2. Step-by-Step Solution

We are given two equations involving two $3 \times 3$ matrices, $A$ and $B$:

1. $A + B = 2B^T \quad \ldots (1)$
2. $3A + 2B = I_3 \quad \ldots (2)$

Our goal is to find the matrices $A$ and $B$ and then check which of the given options holds true.

• Step 1: Express A in terms of B and $B^T$ from Equation (1). We start by isolating $A$ from the first equation. This allows us to substitute $A$ into the second equation, reducing the system to an equation involving only $B$ and $B^T$. $A = 2B^T - B \quad \ldots (3)$

• Step 2: Substitute the expression for A into Equation (2). Now, substitute the expression for $A$ from Equation (3) into Equation (2). This eliminates $A$ from the system, leaving us with an equation solely in terms of $B$ and $B^T$. $3(2B^T - B) + 2B = I_3$

• Step 3: Simplify the resulting equation.

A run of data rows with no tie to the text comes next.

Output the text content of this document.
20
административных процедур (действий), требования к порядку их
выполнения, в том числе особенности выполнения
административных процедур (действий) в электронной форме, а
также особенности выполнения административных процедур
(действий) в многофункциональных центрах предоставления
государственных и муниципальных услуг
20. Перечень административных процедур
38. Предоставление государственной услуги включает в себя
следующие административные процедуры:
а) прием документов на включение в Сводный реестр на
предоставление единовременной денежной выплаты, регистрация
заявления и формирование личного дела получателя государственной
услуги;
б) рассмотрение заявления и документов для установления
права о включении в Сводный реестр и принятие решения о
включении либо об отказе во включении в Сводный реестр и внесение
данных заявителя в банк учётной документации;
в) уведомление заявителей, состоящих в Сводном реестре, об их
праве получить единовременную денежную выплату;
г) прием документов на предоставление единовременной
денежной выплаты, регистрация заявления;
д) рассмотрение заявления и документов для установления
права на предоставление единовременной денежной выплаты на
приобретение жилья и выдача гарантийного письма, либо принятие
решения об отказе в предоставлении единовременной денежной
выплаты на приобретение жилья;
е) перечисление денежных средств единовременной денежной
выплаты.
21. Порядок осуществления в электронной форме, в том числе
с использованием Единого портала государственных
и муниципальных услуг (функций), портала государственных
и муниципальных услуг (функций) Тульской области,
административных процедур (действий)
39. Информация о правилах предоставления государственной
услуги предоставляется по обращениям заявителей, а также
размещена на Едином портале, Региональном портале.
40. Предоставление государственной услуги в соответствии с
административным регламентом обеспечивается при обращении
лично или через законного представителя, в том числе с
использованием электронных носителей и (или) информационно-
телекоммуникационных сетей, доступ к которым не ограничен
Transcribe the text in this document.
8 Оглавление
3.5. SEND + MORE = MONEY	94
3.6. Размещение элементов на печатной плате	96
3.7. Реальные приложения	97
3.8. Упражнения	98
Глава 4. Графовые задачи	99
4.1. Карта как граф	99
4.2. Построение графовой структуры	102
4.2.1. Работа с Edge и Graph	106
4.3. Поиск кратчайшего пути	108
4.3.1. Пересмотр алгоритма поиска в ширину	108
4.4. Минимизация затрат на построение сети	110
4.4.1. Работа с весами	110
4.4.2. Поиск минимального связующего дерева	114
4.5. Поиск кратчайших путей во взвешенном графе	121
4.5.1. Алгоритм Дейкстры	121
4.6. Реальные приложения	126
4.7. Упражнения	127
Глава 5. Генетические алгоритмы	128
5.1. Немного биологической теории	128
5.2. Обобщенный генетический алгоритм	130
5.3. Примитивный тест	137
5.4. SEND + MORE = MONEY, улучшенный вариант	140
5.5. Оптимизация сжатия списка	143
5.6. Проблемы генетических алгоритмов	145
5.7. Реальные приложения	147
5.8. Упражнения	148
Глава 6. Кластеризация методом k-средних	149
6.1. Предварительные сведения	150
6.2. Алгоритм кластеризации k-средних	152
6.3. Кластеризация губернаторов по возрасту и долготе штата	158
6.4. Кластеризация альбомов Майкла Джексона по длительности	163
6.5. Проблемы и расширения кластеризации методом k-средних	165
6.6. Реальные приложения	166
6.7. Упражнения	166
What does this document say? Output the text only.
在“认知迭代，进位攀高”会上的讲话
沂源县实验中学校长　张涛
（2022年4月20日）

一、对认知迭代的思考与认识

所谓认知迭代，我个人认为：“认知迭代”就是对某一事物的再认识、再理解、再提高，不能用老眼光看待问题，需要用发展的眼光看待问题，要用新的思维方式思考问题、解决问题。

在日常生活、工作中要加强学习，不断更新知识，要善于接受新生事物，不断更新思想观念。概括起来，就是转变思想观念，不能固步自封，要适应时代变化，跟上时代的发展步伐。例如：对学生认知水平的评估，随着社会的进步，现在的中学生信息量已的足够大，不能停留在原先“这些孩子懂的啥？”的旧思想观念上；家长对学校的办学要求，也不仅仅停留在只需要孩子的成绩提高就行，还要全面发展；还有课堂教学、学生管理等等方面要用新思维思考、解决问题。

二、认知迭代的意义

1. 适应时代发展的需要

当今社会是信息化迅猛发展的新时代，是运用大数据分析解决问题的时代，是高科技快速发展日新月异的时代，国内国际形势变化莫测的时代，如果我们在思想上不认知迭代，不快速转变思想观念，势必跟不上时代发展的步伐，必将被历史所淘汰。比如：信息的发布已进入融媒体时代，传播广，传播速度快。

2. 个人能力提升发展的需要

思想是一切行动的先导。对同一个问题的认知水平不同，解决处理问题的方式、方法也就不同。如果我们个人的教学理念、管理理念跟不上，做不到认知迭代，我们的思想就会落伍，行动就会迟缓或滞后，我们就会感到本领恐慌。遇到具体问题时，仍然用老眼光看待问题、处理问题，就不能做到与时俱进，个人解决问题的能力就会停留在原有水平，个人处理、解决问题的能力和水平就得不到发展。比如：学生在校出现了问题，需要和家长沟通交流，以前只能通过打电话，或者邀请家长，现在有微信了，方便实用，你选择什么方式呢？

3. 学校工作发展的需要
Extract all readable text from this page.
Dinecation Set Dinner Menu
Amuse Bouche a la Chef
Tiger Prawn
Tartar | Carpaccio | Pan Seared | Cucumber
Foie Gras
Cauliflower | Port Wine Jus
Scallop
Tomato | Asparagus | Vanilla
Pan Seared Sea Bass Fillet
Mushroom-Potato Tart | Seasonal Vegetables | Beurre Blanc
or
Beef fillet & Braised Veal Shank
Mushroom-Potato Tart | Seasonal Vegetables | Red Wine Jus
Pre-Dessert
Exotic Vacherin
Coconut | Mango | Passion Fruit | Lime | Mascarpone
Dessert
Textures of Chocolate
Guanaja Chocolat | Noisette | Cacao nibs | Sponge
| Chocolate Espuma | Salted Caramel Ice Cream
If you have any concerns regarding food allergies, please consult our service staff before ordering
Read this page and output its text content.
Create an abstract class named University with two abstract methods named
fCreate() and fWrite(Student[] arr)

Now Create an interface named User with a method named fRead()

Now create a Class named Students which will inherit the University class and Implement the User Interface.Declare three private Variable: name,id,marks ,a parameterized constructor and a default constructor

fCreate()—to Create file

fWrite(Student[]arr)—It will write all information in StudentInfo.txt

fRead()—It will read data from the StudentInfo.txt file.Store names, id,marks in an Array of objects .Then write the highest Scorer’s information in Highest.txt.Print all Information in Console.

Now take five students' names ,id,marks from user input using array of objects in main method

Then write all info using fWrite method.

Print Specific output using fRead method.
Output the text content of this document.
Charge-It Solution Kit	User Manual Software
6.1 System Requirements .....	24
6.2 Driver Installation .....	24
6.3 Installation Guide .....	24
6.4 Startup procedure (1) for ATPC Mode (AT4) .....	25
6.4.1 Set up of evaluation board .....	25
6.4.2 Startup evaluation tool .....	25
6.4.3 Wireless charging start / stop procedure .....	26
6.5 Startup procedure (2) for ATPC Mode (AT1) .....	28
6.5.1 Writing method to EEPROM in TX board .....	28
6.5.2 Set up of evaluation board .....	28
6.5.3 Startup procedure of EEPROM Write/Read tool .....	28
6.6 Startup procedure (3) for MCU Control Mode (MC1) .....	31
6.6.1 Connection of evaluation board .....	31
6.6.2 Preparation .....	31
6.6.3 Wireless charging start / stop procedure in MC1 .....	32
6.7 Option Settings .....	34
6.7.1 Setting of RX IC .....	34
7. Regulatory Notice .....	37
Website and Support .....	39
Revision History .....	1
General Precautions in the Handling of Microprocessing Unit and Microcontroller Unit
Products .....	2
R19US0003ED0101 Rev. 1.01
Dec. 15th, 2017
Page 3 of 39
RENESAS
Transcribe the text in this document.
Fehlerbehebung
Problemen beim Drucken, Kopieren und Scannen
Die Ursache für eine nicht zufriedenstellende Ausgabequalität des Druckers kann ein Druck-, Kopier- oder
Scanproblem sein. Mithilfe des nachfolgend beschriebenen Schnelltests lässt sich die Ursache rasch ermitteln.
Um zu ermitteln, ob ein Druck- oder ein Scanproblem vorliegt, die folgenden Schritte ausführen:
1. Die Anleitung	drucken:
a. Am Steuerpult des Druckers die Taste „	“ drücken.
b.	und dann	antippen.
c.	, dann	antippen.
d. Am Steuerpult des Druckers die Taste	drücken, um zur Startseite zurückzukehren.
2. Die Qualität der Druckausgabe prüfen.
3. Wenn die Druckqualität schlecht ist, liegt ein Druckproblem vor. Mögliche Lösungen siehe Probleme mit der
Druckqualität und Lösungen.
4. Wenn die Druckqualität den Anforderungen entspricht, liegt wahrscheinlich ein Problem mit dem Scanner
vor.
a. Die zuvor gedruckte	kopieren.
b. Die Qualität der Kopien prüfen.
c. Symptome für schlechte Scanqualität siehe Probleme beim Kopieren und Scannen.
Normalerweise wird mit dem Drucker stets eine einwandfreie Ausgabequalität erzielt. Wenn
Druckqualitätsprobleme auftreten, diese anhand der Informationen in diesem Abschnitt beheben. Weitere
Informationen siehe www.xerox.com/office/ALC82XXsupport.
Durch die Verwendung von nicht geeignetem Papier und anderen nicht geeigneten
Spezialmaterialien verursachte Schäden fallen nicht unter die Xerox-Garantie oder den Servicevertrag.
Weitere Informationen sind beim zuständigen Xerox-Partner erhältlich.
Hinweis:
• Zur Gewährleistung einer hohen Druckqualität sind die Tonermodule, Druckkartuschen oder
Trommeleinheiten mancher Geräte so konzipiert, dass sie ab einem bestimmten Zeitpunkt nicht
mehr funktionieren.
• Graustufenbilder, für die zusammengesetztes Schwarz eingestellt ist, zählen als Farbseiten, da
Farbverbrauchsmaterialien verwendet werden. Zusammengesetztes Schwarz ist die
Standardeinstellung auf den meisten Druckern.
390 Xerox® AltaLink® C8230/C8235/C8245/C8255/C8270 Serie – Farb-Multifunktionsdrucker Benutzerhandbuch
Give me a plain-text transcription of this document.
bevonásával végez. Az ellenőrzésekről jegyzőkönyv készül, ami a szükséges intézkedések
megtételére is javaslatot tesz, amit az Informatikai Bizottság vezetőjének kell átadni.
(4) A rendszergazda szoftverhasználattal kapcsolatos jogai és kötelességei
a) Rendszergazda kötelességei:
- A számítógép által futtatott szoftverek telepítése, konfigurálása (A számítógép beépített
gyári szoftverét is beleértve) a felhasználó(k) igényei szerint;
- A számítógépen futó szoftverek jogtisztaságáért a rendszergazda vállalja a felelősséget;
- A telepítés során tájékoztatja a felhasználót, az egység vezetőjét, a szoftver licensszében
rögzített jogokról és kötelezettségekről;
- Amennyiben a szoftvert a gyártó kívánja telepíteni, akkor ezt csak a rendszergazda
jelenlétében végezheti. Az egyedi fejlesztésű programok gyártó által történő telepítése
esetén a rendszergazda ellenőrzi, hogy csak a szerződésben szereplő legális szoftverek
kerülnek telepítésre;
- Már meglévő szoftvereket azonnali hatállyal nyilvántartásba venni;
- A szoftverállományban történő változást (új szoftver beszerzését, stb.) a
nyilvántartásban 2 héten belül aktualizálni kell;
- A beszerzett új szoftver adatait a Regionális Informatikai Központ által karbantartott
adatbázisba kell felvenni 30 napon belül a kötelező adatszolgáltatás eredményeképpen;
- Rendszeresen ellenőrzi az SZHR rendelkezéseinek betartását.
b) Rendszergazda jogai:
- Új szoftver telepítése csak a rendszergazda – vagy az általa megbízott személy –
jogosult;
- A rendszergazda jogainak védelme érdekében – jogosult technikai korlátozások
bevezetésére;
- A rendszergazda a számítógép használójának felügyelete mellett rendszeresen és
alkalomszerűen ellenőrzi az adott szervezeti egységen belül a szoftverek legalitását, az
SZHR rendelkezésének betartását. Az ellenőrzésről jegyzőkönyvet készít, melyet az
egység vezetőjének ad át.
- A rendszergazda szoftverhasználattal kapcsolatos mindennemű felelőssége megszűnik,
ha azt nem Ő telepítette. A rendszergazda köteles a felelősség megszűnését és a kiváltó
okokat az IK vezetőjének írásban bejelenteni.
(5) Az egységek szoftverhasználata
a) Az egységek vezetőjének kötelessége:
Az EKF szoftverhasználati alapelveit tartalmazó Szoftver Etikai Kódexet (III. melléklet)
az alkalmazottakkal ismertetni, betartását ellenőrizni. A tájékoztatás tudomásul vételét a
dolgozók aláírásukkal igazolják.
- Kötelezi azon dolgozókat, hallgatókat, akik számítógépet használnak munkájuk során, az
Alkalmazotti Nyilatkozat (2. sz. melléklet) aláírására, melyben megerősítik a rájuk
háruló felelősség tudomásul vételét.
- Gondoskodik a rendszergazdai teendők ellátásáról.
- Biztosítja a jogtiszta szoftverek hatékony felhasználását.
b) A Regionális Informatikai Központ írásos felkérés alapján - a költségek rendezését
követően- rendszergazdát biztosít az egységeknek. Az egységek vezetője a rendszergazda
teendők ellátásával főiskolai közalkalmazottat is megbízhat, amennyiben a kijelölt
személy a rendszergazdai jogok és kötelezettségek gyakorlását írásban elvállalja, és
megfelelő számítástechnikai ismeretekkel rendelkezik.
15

Distribute the scalar and combine the terms involving $B$: $6B^T - 3B + 2B = I_3$ $6B^T - B = I_3 \quad \ldots (4)$ This simplified equation is a key intermediate result.

• Step 4: Take the transpose of Equation (4). To create a system of equations for $B$ and $B^T$, we take the transpose of both sides of Equation (4). Remember the transpose properties: $(X+Y)^T = X^T+Y^T$, $(kX)^T = kX^T$, $(X^T)^T = X$, and $I_3^T = I_3$. $(6B^T - B)^T = I_3^T$ $6(B^T)^T - B^T = I_3$ $6B - B^T = I_3 \quad \ldots (5)$ Now we have a system of two linear matrix equations involving $B$ and $B^T$.

• Step 5: Solve the system of equations (4) and (5) for B and $B^T$. Our system is: $6B^T - B = I_3 \quad \ldots (4)$ $-B^T + 6B = I_3 \quad \ldots (5)$ To eliminate $B^T$, multiply Equation (5) by 6: $-6B^T + 36B = 6I_3 \quad \ldots (6)$ Now, add Equation (4) and Equation (6): $(6B^T - B) + (-6B^T + 36B) = I_3 + 6I_3$ $35B = 7I_3$ $B = \frac{7}{35}I_3$ $B = \frac{1}{5}I_3$ This determines matrix $B$.

• Step 6: Find $B^T$. Substitute the value of $B$ back into Equation (4) (or Equation (5)) to find $B^T$: $6B^T - \frac{1}{5}I_3 = I_3$ $6B^T = I_3 + \frac{1}{5}I_3$ $6B^T = \frac{6}{5}I_3$ $B^T = \frac{1}{5}I_3$ Notice that $B = B^T$, which means $B$ is a symmetric matrix. This is expected since $B$ is a scalar multiple of the identity matrix.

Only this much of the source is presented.